Elias nodded once. A single, sharp dip of the chin. It was the kind of nod that carried the weight of after-action reports and memorial services and awkward conversations with next of kin.

Marcus's hands trembled. Then he forced them still through what looked like pure, agonizing willpower and possibly several deep breathing exercises. "Understood."

Adrian stepped out of the office, the folder tucked like a toxic secret under his arm which was accurate, because it was literally both toxic and secret. His strides were long, deliberate, final.

The hallway outside felt colder. The fluorescent lights flickered overhead, buzzing uncertainly, as if even the electricity was nervous about what came next.

The city, visible through a distant window at the end of the hall, already felt smaller. Like it was beginning to fold in on itself under the weight of what was coming.

He found the stairwell. Always the stairs. Never the elevators

Elevators were coffins that moved, and he preferred his coffins stationary, thank you very much.

He lit a fresh cigarette halfway down the first flight. The smoke curled up towards the buzzing lights, a grey ghost in the yellow glare, looking for an exit that didn't exist.

And Adrian felt it.

The countdown.

It began in his mind with a silent, metallic tick.

Tick-tock. Tick-tock. Tick-tock.

Midnight was coming.

And with it, answers.

Or death.

Probably both, if he was being honest with himself.

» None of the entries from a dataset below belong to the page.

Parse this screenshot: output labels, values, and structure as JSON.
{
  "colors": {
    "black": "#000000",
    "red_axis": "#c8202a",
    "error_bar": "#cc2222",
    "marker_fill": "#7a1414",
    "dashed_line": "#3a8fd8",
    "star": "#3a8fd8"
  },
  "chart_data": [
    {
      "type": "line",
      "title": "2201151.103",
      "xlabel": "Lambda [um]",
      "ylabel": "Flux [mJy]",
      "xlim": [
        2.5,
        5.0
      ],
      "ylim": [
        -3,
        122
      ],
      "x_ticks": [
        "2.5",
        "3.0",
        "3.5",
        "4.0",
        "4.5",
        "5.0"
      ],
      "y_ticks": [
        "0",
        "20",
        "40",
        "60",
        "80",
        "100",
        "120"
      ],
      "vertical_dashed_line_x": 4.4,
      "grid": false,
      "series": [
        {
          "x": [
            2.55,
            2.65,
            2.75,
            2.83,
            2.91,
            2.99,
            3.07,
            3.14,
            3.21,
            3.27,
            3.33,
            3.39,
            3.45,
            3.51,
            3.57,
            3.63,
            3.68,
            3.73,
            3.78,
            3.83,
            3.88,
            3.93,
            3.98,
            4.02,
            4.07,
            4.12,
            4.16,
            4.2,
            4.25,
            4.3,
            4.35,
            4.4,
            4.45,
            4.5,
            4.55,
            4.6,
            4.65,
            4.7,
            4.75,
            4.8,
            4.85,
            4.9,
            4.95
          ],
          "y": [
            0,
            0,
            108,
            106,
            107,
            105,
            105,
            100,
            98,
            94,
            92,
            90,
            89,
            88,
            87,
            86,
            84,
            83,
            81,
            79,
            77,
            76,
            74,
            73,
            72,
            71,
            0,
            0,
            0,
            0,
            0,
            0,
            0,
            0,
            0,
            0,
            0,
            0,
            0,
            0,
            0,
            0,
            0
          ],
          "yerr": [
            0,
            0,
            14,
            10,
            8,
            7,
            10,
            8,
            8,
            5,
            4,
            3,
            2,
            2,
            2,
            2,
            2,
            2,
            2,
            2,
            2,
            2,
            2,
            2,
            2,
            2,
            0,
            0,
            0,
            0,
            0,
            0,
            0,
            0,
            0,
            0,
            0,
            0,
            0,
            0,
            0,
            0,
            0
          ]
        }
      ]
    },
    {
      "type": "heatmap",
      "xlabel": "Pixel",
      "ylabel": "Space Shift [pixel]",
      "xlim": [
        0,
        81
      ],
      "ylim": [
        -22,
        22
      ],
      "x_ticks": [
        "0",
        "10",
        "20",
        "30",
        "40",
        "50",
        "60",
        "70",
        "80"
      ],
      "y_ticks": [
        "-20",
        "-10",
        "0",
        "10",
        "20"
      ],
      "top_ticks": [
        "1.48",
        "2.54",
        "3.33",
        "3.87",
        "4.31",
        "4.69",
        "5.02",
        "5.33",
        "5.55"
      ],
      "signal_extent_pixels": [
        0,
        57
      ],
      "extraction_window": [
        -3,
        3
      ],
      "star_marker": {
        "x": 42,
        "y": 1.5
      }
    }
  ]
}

Which he usually was, in those final moments before doing something spectacularly stupid.

The city sprawled below through the narrow, grimy stairwell window. A million lights twinkled in the dark, beautiful and ignorant, like stars that didn't know they were already dead.

"Well," Adrian muttered to himself. The words echoed slightly in the concrete hollow, talking back like a ghost with nothing better to do. "At least it'll be interesting."

He took another drag.

Tick-tock. Tick-tock.

Forty-five minutes to get in, get the files, and get out.

Forty-five minutes before the alarms screamed.

Forty-five minutes before every dark thing in that building came looking for him.

He exhaled smoke.

"Plenty of time," he lied to himself.